Again this year, there was a considerable consultation with other methodologists who were either doing analysis themselves or were supporting subject-matter analysts of the survey data for which they were responsible. One example of this was the support to Canadian Health Measures Survey (CHMS) methodologists in determining how to modify analytical methods to account for the limited degrees of freedom for variance estimation, and how joint research might be done with CHMS and the American survey NHANES. Another example is the support given for an analysis of data from the 2007 Survey of Drinking Water Plants; this resulted in a coauthorship on a paper in Envirostats (See Nelligan, Wirth, De Cuypere and Mach 2011).

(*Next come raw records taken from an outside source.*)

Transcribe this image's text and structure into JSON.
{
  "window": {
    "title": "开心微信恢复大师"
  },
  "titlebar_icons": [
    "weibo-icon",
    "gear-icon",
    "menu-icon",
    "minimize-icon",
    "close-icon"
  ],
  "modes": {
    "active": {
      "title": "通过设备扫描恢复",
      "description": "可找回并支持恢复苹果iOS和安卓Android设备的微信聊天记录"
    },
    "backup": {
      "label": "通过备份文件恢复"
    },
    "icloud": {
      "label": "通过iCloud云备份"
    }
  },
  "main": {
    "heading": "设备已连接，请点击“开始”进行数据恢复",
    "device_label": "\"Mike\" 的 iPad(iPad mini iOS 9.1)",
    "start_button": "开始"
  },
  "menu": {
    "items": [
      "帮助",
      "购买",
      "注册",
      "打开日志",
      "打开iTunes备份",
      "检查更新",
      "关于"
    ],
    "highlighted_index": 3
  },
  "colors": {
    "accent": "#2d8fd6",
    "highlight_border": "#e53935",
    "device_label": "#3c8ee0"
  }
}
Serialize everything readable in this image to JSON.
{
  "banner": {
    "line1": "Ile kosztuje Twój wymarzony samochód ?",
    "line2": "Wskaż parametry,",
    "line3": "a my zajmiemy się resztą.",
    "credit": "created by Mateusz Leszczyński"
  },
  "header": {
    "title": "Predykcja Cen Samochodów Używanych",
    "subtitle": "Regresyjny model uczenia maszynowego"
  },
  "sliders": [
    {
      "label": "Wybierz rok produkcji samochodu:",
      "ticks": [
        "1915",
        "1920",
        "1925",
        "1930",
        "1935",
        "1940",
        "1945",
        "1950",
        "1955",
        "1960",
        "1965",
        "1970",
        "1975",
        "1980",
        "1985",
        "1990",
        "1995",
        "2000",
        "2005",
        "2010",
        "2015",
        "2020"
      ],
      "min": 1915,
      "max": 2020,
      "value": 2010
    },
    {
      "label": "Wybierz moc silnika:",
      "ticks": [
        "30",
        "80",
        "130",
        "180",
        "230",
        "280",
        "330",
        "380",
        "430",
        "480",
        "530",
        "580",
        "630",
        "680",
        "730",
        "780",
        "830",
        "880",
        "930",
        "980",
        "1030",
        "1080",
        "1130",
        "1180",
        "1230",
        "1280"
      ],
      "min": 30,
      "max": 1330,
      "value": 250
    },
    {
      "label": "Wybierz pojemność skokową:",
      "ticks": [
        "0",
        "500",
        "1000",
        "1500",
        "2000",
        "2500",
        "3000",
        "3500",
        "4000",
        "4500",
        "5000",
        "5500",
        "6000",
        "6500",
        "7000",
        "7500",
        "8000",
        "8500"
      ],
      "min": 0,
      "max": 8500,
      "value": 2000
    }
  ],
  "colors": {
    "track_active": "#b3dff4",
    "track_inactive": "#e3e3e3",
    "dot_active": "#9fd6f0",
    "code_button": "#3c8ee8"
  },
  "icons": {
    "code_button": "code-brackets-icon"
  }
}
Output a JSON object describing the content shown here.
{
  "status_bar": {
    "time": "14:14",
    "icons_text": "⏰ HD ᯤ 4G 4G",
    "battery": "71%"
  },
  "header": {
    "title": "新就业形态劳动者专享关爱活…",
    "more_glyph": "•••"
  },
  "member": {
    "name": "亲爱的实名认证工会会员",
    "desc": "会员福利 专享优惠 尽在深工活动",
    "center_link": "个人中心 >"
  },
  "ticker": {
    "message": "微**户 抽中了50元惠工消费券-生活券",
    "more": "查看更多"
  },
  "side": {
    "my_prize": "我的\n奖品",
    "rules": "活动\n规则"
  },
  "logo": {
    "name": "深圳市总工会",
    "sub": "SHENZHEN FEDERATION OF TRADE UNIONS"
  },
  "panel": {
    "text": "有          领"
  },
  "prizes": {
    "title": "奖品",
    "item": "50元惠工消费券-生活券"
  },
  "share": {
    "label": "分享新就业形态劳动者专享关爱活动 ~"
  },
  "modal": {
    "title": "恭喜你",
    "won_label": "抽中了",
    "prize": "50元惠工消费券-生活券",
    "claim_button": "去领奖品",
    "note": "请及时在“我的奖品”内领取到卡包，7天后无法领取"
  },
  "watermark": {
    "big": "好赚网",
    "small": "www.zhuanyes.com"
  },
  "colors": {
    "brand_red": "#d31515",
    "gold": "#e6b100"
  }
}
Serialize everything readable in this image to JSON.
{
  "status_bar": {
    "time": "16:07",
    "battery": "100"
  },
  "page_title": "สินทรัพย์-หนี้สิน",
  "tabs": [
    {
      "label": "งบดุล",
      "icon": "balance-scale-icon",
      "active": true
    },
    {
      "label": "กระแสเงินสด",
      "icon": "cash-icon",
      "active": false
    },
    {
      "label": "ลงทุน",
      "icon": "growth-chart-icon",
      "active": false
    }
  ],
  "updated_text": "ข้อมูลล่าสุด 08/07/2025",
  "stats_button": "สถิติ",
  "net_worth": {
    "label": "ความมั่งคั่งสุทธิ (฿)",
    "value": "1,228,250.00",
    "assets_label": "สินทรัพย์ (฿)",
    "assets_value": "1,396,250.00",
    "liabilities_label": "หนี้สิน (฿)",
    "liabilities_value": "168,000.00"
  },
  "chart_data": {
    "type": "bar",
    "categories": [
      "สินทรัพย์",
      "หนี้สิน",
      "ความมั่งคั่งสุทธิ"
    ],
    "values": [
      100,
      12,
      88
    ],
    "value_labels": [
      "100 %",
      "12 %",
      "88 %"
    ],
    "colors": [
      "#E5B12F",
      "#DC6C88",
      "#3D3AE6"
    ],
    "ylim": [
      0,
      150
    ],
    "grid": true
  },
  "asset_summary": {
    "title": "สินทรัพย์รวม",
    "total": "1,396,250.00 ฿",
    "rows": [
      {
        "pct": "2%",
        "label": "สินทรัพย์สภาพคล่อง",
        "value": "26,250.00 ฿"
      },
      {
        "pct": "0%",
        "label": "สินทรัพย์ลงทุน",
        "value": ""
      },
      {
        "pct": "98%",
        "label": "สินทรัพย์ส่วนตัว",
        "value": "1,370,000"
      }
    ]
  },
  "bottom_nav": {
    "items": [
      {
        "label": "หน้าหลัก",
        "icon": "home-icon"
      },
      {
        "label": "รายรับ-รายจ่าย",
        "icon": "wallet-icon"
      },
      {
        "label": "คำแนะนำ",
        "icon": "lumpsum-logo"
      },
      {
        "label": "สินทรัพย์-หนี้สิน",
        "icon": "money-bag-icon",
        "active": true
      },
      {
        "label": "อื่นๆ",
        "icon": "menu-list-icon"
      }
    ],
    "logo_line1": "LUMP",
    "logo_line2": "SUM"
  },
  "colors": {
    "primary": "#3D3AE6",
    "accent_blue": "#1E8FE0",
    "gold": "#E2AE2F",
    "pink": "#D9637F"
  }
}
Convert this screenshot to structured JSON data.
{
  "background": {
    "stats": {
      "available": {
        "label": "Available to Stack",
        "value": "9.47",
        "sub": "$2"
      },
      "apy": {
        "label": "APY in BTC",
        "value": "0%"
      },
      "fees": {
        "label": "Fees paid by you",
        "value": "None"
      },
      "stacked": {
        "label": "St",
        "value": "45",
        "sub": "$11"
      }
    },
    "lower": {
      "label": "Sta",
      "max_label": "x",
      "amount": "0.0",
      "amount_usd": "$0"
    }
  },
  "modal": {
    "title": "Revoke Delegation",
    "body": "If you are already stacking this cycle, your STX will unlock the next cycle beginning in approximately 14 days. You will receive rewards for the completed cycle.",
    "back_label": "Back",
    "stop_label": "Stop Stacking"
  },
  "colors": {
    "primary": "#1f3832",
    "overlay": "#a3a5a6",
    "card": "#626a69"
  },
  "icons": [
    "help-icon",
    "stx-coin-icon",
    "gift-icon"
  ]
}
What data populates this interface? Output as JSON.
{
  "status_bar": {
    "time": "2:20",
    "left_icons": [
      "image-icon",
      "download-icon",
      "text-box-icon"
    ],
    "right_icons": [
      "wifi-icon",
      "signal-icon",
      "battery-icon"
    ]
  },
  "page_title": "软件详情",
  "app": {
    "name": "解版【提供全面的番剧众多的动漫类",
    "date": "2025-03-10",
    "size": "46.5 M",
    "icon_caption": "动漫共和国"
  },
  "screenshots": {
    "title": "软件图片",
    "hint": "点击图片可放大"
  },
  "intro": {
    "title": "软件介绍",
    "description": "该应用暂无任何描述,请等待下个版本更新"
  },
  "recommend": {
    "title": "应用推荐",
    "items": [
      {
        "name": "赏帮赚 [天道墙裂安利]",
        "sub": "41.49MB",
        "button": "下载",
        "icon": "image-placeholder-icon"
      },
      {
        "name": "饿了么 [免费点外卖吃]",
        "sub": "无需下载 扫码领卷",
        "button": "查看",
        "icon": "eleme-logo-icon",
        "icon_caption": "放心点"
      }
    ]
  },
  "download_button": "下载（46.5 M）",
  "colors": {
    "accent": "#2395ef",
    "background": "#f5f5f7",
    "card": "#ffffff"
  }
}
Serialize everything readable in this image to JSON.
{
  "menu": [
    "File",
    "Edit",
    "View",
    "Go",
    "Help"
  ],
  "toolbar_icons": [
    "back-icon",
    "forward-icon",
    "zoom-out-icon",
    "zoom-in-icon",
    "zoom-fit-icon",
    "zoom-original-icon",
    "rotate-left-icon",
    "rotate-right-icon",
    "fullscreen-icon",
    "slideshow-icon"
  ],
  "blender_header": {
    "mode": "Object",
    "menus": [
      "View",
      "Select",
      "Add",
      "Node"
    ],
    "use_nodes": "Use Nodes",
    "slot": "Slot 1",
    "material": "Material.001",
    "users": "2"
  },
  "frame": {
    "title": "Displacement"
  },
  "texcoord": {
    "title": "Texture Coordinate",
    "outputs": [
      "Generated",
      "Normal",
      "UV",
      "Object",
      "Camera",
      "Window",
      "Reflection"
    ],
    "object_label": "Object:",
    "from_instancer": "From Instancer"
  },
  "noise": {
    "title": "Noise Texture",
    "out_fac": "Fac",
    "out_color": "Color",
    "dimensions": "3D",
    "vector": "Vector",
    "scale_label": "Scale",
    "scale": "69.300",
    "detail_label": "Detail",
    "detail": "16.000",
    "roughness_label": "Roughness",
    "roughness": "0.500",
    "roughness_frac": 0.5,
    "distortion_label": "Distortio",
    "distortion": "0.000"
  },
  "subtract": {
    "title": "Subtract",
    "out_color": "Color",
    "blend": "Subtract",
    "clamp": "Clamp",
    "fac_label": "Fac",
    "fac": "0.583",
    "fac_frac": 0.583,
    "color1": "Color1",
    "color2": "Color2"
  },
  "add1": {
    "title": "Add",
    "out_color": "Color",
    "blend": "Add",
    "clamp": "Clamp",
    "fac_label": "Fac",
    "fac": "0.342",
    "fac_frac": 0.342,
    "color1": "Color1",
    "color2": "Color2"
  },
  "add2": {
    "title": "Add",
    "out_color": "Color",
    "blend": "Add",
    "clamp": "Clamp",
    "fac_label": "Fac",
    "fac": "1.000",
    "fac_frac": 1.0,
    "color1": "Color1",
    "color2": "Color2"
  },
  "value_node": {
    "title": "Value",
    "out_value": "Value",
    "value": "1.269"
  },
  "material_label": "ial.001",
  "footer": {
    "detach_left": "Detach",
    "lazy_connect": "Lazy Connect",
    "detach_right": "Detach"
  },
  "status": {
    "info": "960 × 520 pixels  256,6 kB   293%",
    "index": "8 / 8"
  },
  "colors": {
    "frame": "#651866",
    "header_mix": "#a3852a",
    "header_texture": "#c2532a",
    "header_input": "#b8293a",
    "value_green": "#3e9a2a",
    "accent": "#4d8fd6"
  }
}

Several consultations also took place with people external to both Statistics Canada and the Research Data Centre (RDC) network. One consultation was with researchers from the Institute for Clinical Evaluative Sciences, wishing assistance with centering and standardization and with calculating survey bootstrap variance estimates. Another consultation involved assistance to a student doing research with a survey PUMF file.

The consultation function also included technical reviewing and refereeing of articles for both internal and external journals, including Envirostats, Canadian Social Trends, and the proceedings of the Survey Methods Section of the Statistics Society of Canada (SSC) and of the Joint Statistical Meetings.

Provision of training

During 2010/11, DARC was responsible for presenting Course 0438, Statistical Analysis of Survey Data. Both parts (0438A and 0438B) were presented in both English and French. Additional material was also developed. Some methodologists outside of DARC were involved in the teaching.

DARC members were involved in the brainstorming sessions for each session of the Data Interpretation Workshop, in the project reviews and in presenting a seminar on the analysis of survey data. There has been follow-up with some of the participants who wanted further assistance with their analysis projects.

DARC presented a seminar in the seminar series aimed at new recruits on the topic of analysis of survey data.

Several "brownbag" telephone seminars were provided to RDC analysts on analytical topics of interest to them. An overview seminar was also given at the COOL RDC. While most of the preparation time for these seminars was covered by budget from the RDCs, a small amount is charged to Methodology Research and Development Program (MRDC) since the resulting material is useful outside of the RDCs.

Software evaluation, development and promotion

During 2010/11, DARC continued to examine various commercial software packages with respect to their suitability for analyzing Statistics Canada survey data. One activity was keeping abreast of new features in software that can make use of survey bootstrap weights for design-based analysis (e.g., SUDAAN 10, Stata 11 and SAS 9.2). Feedback was provided to Stata Corp on the new bootstrapping features they were releasing. As well, a "how-to" document was prepared to introduce new researchers to the implementation of weighted estimation and bootstrap variance estimation in a number of different software packages (See Gagné, Roberts and Keown 2011). Such a document was requested by RDC analysts (and its preparation was mainly covered by RDC support resources), but it has been made available for evaluation, in draft form, to a number of other researchers.

A seminar called "Introduction to SAS-callable SUDAAN" was presented to a division in Statistics Canada that had newly gained access to SUDAAN.

Work was done on updating our knowledge of diagnostics available in survey analysis software related to logistic regression of survey data. These findings will be incorporated into our training and written material.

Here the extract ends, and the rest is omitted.